While neither of these companies are fully closed, the quality of the services that they offer high enough, and the resources they bring to bear, are so massive that most competitors simply fall off the train. Take Google Search, which was so successful the word “Google” is now a dictionary entry meaning “to search the Internet”. Take Gmail, which every Tom, Dick and Kotalawala uses. Take the smartwatches rolling in, all tied to the Android ecosystem.
Then of course, there’s Microsoft. Microsoft has gone from OSes to a very successful console (the Xbox, anyone) cloud services to consumer-focused FOC cloud services to – er, their own tightly controlled smartphone ecosystem to tablet-laptop hybrids to most of Google’s most visible services. Mind you, they’re not succeeding as dynamically as Google or Apple, because Microsoft tends to get hooked on the wrong thing – Bing, IE and the disastrous Metro interface are good examples. Nevertheless, as often as they fall flat, I can’t help but notice that the world still runs on Microsoft products.
Take my work, for example. I write this on a custom-built rig using Microsoft Word running on a Microsoft operating system. I’m a heavy user of Google products and services – I carry my Chromebook everywhere, our team collaborates largely through Google Drive, and even our work email resides on Gmail. Nevertheless, at the end of the day, most of us head back to our Windows-based PCs and laptops.
These are the religions of our times. For most of us who are connected to their tech-heavy world, the old gods are almost gone. In their place are these new, even more pervasive gods. They decide how the information we want is presented to us. They connect us to other people. They live in our pockets, homes, offices. They redefine how we approach our personal lives and our work. They’re everywhere and they are everything.
The Bit Players
In our frenzy to acknowledge the visible, though, we’re overlooking some other players around. Take Amazon. Amazon went from e-commerce to creating the Kindle (spawning the most successful eBook market in the process) …and didn’t stop. They have a massive cloud operation running. They did a tab (the Kindle HDX). They did their own version of Android. They did a smartphone.
Then there’s Samsung, who tried once to establish a mobile ecosystem in addition to the massive hardware presence they have on the global market (remember the Wave and Bada?). That failed, but now they’re trying to come back with the likes of Tizen and Galaxy Gear. Heck, take Valve: a company that makes games also operates the world’s largest digital game distribution platform (making millions in the process) and is building their own Steam OS entertainment machines for the living room.
The Business of Religion
All of these companies have a few things in common. They’re large. When they can’t do something, they acquire someone who can. Apple acquired Beats. Google’s snapping up Silicon Valley tech at a massive rate – including aerospace companies. They operate in a space that spends millions to make billions. They’re effectively running their own religions – with missionaries that speak not of salvation but of gigahertz, the number of apps available and what’s hot in the latest update.

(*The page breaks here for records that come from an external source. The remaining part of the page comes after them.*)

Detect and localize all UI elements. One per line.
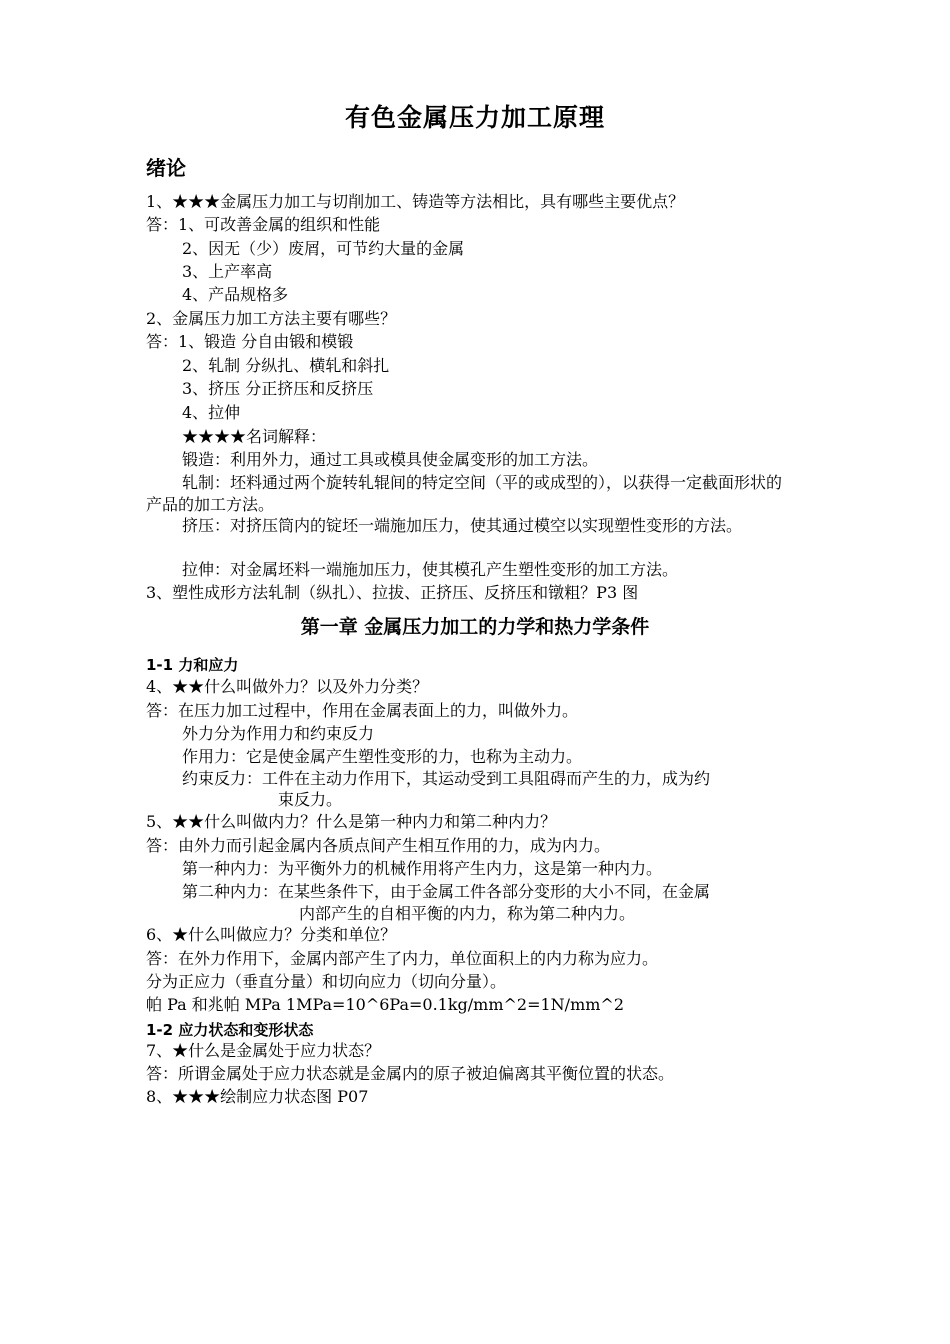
term-extrusion: 挤压：对挤压筒内的锭坯一端施加压力，使其通过模空以实现塑性变形的方法。	[182, 516, 743, 535]
answer-2-item-3: 3、挤压 分正挤压和反挤压	[182, 379, 374, 398]
answer-6-line-3: 帕 Pa 和兆帕 MPa 1MPa=10^6Pa=0.1kg/mm^2=1N/mm^2	[146, 995, 625, 1014]
answer-1-item-3: 3、上产率高	[182, 262, 273, 281]
question-2: 2、金属压力加工方法主要有哪些？	[146, 309, 397, 328]
question-3: 3、塑性成形方法轧制（纵扎）、拉拔、正挤压、反挤压和镦粗？P3 图	[146, 583, 639, 602]
chapter-1-heading: 第一章 金属压力加工的力学和热力学条件	[300, 616, 650, 638]
answer-5-line-4: 内部产生的自相平衡的内力，称为第二种内力。	[299, 904, 636, 923]
question-8: 8、★★★绘制应力状态图 P07	[146, 1087, 369, 1106]
term-rolling: 轧制：坯料通过两个旋转轧辊间的特定空间（平的或成型的），以获得一定截面形状的产品的加工方法。	[146, 473, 783, 514]
answer-7: 答：所谓金属处于应力状态就是金属内的原子被迫偏离其平衡位置的状态。	[146, 1064, 675, 1083]
answer-5-line-3: 第二种内力：在某些条件下，由于金属工件各部分变形的大小不同，在金属	[182, 882, 711, 901]
answer-4-line-3: 作用力：它是使金属产生塑性变形的力，也称为主动力。	[182, 747, 583, 766]
answer-5-line-2: 第一种内力：为平衡外力的机械作用将产生内力，这是第一种内力。	[182, 859, 663, 878]
question-1: 1、★★★金属压力加工与切削加工、铸造等方法相比，具有哪些主要优点？	[146, 192, 685, 211]
answer-2-item-1: 答：1、锻造 分自由锻和模锻	[146, 332, 354, 351]
answer-4-line-1: 答：在压力加工过程中，作用在金属表面上的力，叫做外力。	[146, 701, 579, 720]
section-1-1-heading: 1-1 力和应力	[146, 656, 239, 674]
answer-6-line-1: 答：在外力作用下，金属内部产生了内力，单位面积上的内力称为应力。	[146, 949, 659, 968]
question-7: 7、★什么是金属处于应力状态？	[146, 1041, 381, 1060]
section-1-2-heading: 1-2 应力状态和变形状态	[146, 1021, 314, 1039]
answer-1-item-4: 4、产品规格多	[182, 285, 289, 304]
document-title: 有色金属压力加工原理	[344, 103, 605, 132]
question-4: 4、★★什么叫做外力？以及外力分类？	[146, 677, 429, 696]
intro-heading: 绪论	[146, 156, 186, 180]
answer-1-item-2: 2、因无（少）废屑，可节约大量的金属	[182, 239, 465, 258]
answer-5-line-1: 答：由外力而引起金属内各质点间产生相互作用的力，成为内力。	[146, 836, 611, 855]
answer-2-item-2: 2、轧制 分纵扎、横轧和斜扎	[182, 356, 390, 375]
answer-2-item-4: 4、拉伸	[182, 403, 241, 422]
question-5: 5、★★什么叫做内力？什么是第一种内力和第二种内力？	[146, 812, 557, 831]
answer-4-line-2: 外力分为作用力和约束反力	[182, 724, 375, 743]
question-6: 6、★什么叫做应力？分类和单位？	[146, 925, 397, 944]
term-drawing: 拉伸：对金属坯料一端施加压力，使其模孔产生塑性变形的加工方法。	[182, 560, 679, 579]
answer-6-line-2: 分为正应力（垂直分量）和切向应力（切向分量）。	[146, 972, 507, 991]
answer-4-line-4: 约束反力：工件在主动力作用下，其运动受到工具阻碍而产生的力，成为约	[182, 769, 711, 788]
answer-4-line-5: 束反力。	[278, 790, 343, 809]
term-forging: 锻造：利用外力，通过工具或模具使金属变形的加工方法。	[182, 450, 599, 469]
terms-heading: ★★★★名词解释：	[182, 427, 327, 446]
answer-1-item-1: 答：1、可改善金属的组织和性能	[146, 215, 381, 234]
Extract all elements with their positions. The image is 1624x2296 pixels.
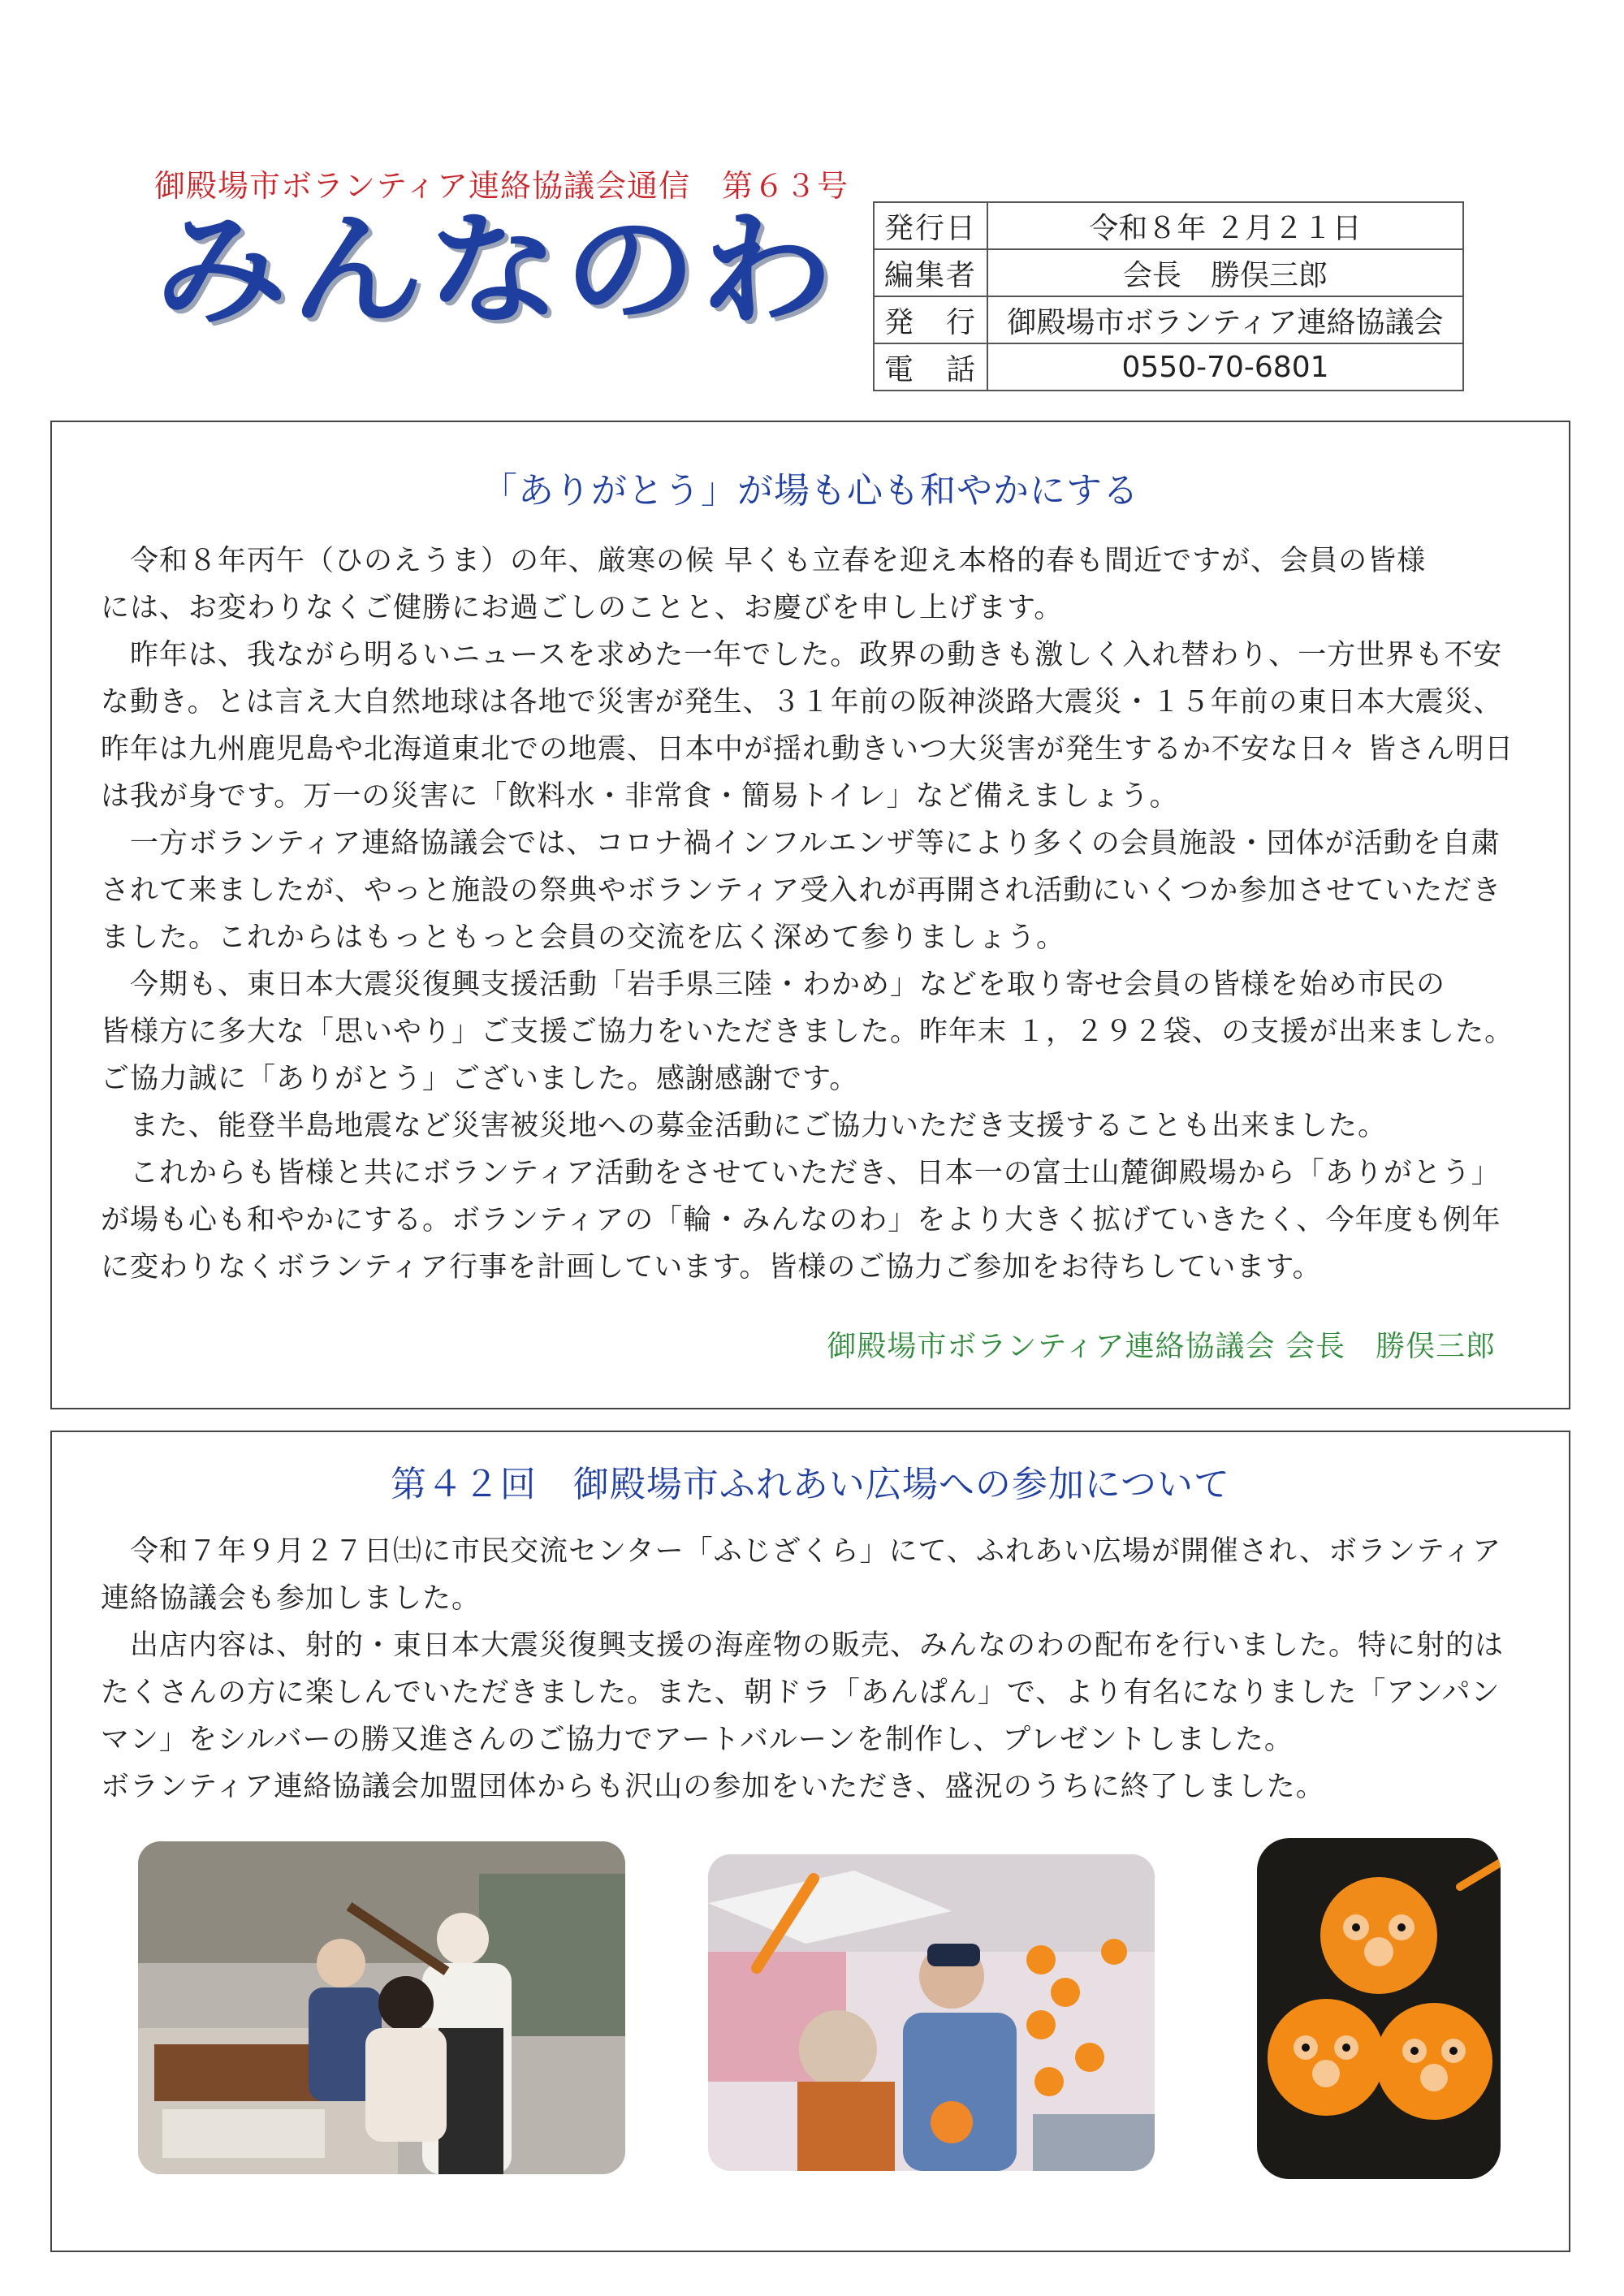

As they grow larger, the world is inevitably headed back through the pages of history, back out of an open network of products and services into a landscape where a handful of giant electronic ecosystems do battle. It’s not quite there yet. It’s getting there.
The current ecosystems intersect and bleed into each other at places where their offerings are below the standard – and given how diverse they are, this happens a lot. But what happens if Google Docs becomes as good as MS Word, Microsoft’s Windows Phone platform becomes as viable as an Android smartphone and Apple’s newest phones start sporting custom Apple sockets for headphones and connectivity?
Then it’s a matter of choosing your faith.
*Acorn also survived, popularizing the ARM architecture that would come to dominate the smartphone space.